Camera DMA buffer to VPIImage as efficiently as possible

I am using libargus to capture frames via DMA from a stereo camera. I am trying to construct a VPIImage from the frame, accessible to the VIC (bonus points for OFA and PVA as well) in the most efficient way possible (preferably ISP only, no CPU or VIC utilization to do so).

Potential input paths:

  1. The DMA buffer file descriptor. Not sure if there’s anything I can do with this directly, but it seems plausible that I should be able to wrap it with a VPIImage. Or perhaps first wrap it in NvBuffer, then wrap with VPIImage.

  2. An EGLStream::Frame. I can get this by configuring the argus OutputStream as STREAM_TYPE_EGL, then grabbing frames via a consumer.

    EGLStream::IFrameConsumer* consumer =
        Argus::interface_cast<EGLStream::IFrameConsumer>(cam.consumer);
    Argus::UniqueObj<EGLStream::Frame> frame(consumer->acquireFrame());

From this I can copy to NvBuffer using IImageNativeBuffer::copyToNvBuffer as is done in libargus samples. NvBuffer can be converted to VPIImage (at least theoretically, haven’t figured out the NvBuffer -->VPIImage conversion yet). The performance of this option is poor, and I haven’t even made the VPIImage yet. Copying the Frame to NvBuffer uses ~15% of the VIC per camera @30fps 1920x1200. I have 8 cameras and other algorithms I want to run on the VIC so the copy isn’t tenable.

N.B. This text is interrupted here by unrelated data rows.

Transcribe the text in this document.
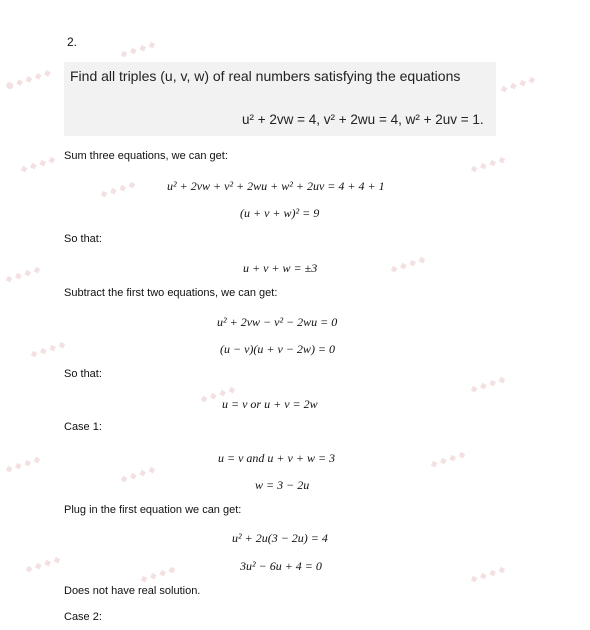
● ◆ ◆ ◆ ◆
◆ ◆ ◆ ◆
◆ ◆ ◆ ◆
◆ ◆ ◆ ◆
◆ ◆ ◆ ◆
◆ ◆ ◆ ◆
◆ ◆ ◆ ◆	◆ ◆ ◆ ◆
◆ ◆ ◆ ◆
◆ ◆ ◆ ◆	◆ ◆ ◆ ◆
◆ ◆ ◆ ◆	◆ ◆ ◆ ◆
◆ ◆ ◆ ◆
◆ ◆ ◆ ◆	◆ ◆ ◆ ◆	◆ ◆ ◆ ◆
2.
Find all triples (u, v, w) of real numbers satisfying the equations
u² + 2vw = 4, v² + 2wu = 4, w² + 2uv = 1.
Sum three equations, we can get:
u² + 2vw + v² + 2wu + w² + 2uv = 4 + 4 + 1
(u + v + w)² = 9
So that:
u + v + w = ±3
Subtract the first two equations, we can get:
u² + 2vw − v² − 2wu = 0
(u − v)(u + v − 2w) = 0
So that:
u = v or u + v = 2w
Case 1:
u = v and u + v + w = 3
w = 3 − 2u
Plug in the first equation we can get:
u² + 2u(3 − 2u) = 4
3u² − 6u + 4 = 0
Does not have real solution.
Case 2:
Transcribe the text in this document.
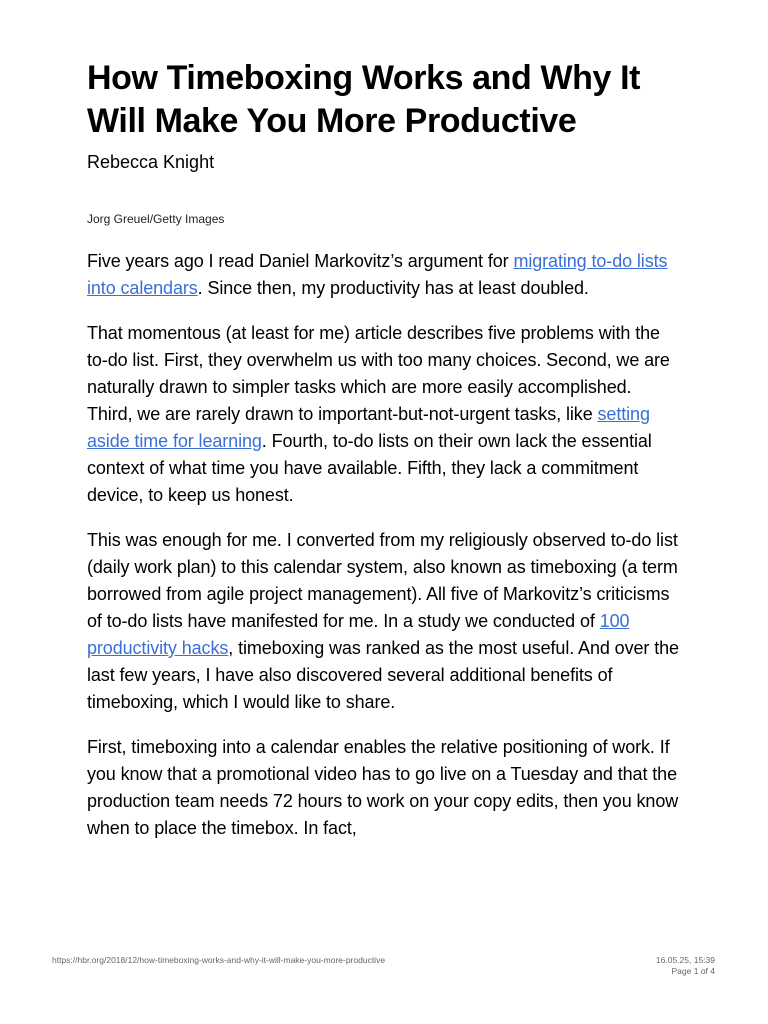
How Timeboxing Works and Why It Will Make You More Productive
Rebecca Knight
Jorg Greuel/Getty Images

Five years ago I read Daniel Markovitz’s argument for migrating to-do lists into calendars. Since then, my productivity has at least doubled.

That momentous (at least for me) article describes five problems with the to-do list. First, they overwhelm us with too many choices. Second, we are naturally drawn to simpler tasks which are more easily accomplished. Third, we are rarely drawn to important-but-not-urgent tasks, like setting aside time for learning. Fourth, to-do lists on their own lack the essential context of what time you have available. Fifth, they lack a commitment device, to keep us honest.

This was enough for me. I converted from my religiously observed to-do list (daily work plan) to this calendar system, also known as timeboxing (a term borrowed from agile project management). All five of Markovitz’s criticisms of to-do lists have manifested for me. In a study we conducted of 100 productivity hacks, timeboxing was ranked as the most useful. And over the last few years, I have also discovered several additional benefits of timeboxing, which I would like to share.

First, timeboxing into a calendar enables the relative positioning of work. If you know that a promotional video has to go live on a Tuesday and that the production team needs 72 hours to work on your copy edits, then you know when to place the timebox. In fact,

https://hbr.org/2018/12/how-timeboxing-works-and-why-it-will-make-you-more-productive	16.05.25, 15:39
Page 1 of 4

  1. EGLImageKHR. This is the most efficient method I have found so far. I can accomplish this by configuring the stream as such:
    Argus::UniqueObj<Argus::OutputStreamSettings> stream_settings(
        isession->createOutputStreamSettings(Argus::STREAM_TYPE_BUFFER));
    auto istream_settings =
        Argus::interface_cast<Argus::IBufferOutputStreamSettings>(stream_settings);
    istream_settings->setBufferType(Argus::BUFFER_TYPE_EGL_IMAGE);

Acquiring the filled buffer returns an Argus::Buffer which can be casted to EGLImageKHR. Wrapping in VPIImage can then be done like so:

VPIImageData data;
data.bufferType = VPI_IMAGE_BUFFER_EGLIMAGE;
data.buffer.egl = egl_image;
vpiImageCreateWrapper(&data, nullptr, VPI_BACKEND_VIC | VPI_RESTRICT_MEM_USAGE, &vpi_image);

Calling the vpiImageCreateWrapper uses ~5-10% of the CPU @30fps 1920x1200. Are there any tweaks I can make to this method, perhaps to buffer allocation that will allow the buffers to be used on the VIC (or other accelerators) without any memory operations when wrapping? Maybe I am being overly optimistic but video encode can be done without the CPU, so I was hopeful I could feed images directly to VIC, OFA, etc. without the CPU as well.

Any guidance is appreciated!

Hi,

Please find below for the nvargus ↔ VPI sample:
https://elinux.org/Jetson/L4T/TRT_Customized_Example#VPI_with_Argus_Camera_-_nvarguscamerasrc

The sample wraps the VPI Image from NvBuffer.
Please note that the API is changed in VPI 2.x/3.x, but the overall wrapping approach is similar:

https://docs.nvidia.com/vpi/2.3/group__VPI__Image.html#ga3e7cf2520dd568a7e7a9a6876ea7995c

Thanks.

This uses the IImageNativeBuffer::copyToNvBuffer that I’ve already found to be inefficient. I suppose that means I’ve already figured out the optimal solution (i.e. option 3 with EGLImageKHR)?

Also, this example is even worse because it seems to allocate an entirely new buffer for the VPI image instead of wrapping (but I can’t test because I have vpi2).

Figured it out. The gst-nvarguscamera example performs poorly, but using EGLImageKHR, creating the first VPIImage with vpiImageCreateWrapper and subsequent images with vpiImageSetWrapper performs well.

Hi,

This should depend on the use case.

Since cameras usually reuse the same buffer, in some cases (ex. filtering), copying the data to another buffer is preferred.
But if your use case is a read-only process, wrapping the VPI image should be optimal.

Thanks

This topic was automatically closed 14 days after the last reply. New replies are no longer allowed.